The chancellor insists negotiations are going smoothly but many larger, high-spending departments are still to settle. Revealing that four departments have reached an agreement puts pressure on others such as Theresa May and Iain Duncan Smith.
The settlement with the four departments will see their day-to-day spending cut by 8% in each of the next four years. This will be achieved, Mr Osborne said, through a combination of further efficiencies, stopping some areas of spending and refocusing others.
He insists this will not affect capital spending and investment in infrastructure such as road and rail upgrades, flood defences and broadband.
During the election campaign, Mr Osborne ruled out increasing income tax, VAT and national insurance to help pay down the annual deficit, the difference between the money the government raises and what it spends, which is forecast to total £69.5bn this year.
Paul Johnson, the director of the Institute of Fiscal Studies, said these pledges meant cuts of the magnitude being talked about would be needed if the government was to hit its target of reaching a budget surplus by 2019-2020.
And the Local Government Association said that while the settlement with the Department for Communities and Local Government did not include council funding, should town halls see a similar reduction in resources, it would leave them £16.5bn worse off by 2020.
One department which has not yet reached an agreement is the Department for Work and Pensions, from where Mr Osborne is seeking £12bn in welfare savings.
The chancellor is currently seeking new ways to save £4bn after the House of Lords rejected legislation paving the way for working tax credit cuts.
But Work and Pensions Secretary Iain Duncan Smith is strongly resisting attempts by the Treasury to make Universal Credit less generous by increasing the penalties faced by claimants who take extra work, the BBC understands.

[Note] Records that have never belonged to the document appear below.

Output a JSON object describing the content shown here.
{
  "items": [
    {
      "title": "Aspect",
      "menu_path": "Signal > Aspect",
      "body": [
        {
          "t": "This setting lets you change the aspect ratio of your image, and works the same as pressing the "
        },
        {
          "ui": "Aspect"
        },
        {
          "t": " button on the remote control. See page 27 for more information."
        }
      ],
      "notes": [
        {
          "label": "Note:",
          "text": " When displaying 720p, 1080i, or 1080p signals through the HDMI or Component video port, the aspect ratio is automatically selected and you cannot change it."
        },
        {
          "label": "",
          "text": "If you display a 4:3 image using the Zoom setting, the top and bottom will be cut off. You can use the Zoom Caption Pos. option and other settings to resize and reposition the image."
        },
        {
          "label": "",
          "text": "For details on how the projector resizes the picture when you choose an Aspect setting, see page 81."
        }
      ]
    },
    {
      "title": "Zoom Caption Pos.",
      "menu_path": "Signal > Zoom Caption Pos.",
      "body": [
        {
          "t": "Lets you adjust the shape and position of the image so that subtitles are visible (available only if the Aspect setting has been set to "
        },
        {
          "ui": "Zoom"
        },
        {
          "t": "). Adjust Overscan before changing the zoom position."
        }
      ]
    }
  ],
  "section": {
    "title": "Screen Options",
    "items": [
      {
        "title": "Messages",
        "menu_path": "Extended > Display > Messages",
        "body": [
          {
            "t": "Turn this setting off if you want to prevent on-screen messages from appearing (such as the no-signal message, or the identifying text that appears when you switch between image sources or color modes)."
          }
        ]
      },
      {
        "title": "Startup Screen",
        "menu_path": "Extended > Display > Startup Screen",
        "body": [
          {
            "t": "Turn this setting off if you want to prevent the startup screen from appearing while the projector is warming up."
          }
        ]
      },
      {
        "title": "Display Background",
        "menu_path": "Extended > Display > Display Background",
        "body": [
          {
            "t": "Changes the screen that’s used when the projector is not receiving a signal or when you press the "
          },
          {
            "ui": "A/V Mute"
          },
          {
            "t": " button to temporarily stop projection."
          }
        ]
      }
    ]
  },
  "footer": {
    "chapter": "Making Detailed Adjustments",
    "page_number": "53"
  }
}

Universal Credit is a new type of benefit designed to support people who are on a low income or out of work.
It is replacing six existing benefits - income-based jobseeker's allowance, income-related employment and support allowance, income support, child tax credit, working tax credit, and housing benefit.
'More about politics than economic'
Speaking on Monday, Prime Minister David Cameron said the spending review was about putting the security of UK families first.
"By making the further savings we need over the course of this parliament, we can prioritise what matters for working families - schools, the NHS and our national security," he told the CBI annual conference.
For Labour, shadow chancellor John McDonnell said the government's approach was "more about the politics than the economics". He accused ministers of getting their priorities wrong and undermining "those people who are working hard by cutting their tax credits".
He told the BBC Labour would stop tax cuts to the wealthiest and would continue to oppose cuts to corporation tax.
He insisted that Labour would make sure corporations and the wealthiest paid their taxes and warned that cuts to HMRC's budget would mean that even more tax collectors were laid off.